Importantly, from the perspective of forensic genetics, the observed change in DNA methylation in MIR29B2CHG due to excessive alcohol abuse has a non-significant effect on epigenetic age prediction using the VISAGE enhanced age model. This is because the effect of alcohol on MIR29B2CHG is small and additionally, any changes are compensated by the other five predictors included in the model. The results obtained provide further evidence that the impact of environmental factors may have different meanings for individual differentially methylated regions, and a detailed analysis of molecular pathways involving specific age predictors regulated by external factors can provide insight into the functioning of the human genome. The study used data on alcohol abuse gathered from autopsy reports and family information. Therefore, some limitations need to be considered as no information was available on the amount and frequency of alcohol consumption, the family history of alcohol dependence, or drinking behavior.
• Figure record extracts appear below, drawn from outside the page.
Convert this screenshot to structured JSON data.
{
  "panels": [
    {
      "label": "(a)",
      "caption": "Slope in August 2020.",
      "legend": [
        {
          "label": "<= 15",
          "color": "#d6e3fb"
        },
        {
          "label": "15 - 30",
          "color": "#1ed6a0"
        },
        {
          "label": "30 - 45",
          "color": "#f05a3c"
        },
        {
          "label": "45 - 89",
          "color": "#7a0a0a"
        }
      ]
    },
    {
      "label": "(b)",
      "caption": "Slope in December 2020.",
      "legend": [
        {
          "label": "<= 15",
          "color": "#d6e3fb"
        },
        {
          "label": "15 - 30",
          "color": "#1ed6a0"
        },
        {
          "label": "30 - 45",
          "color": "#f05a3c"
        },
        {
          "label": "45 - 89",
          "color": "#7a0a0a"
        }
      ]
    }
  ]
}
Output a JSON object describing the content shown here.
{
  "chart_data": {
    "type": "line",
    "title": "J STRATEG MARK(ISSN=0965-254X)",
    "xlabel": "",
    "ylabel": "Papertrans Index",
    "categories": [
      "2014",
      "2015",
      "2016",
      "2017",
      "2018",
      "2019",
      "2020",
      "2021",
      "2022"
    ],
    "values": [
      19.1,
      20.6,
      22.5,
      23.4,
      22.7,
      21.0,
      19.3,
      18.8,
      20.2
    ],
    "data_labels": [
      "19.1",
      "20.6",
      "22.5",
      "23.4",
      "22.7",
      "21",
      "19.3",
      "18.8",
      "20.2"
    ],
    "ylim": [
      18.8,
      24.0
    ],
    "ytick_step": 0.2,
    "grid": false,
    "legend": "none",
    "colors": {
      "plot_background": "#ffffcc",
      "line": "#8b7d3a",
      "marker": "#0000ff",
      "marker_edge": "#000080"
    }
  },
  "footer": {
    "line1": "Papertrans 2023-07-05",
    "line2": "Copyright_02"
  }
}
There was also a lack of data on environmental factors that can affect DNA methylation levels and epigenetic aging, such as diet or other lifestyle aspects. However, the study allowed for an overall assessment of the effect of objectively proven alcohol abuse, along with other factors associated with this extreme behavior, on the VISAGE Age Tool for epigenetic age prediction.

Conclusions

In conclusion, the present study shows a low impact of excessive alcohol abuse on DNA methylation patterns in the eight age markers studied and, consequently, on the accuracy of epigenetic age prediction based on the six CpG model we have developed for blood. This confirms the high informativeness of the VISAGE Age Tool for epigenetic prediction of blood age in forensic analyses. Further studies on a potential biological function of the identified effect of alcohol abuse on DNA methylation in MIR29B2CHG may be interesting, as well as confirmation of this effect in other forensically relevant tissues or biological fluids. It will also be interesting to assess the influence of other potential confounders on epigenetic age prediction and age acceleration.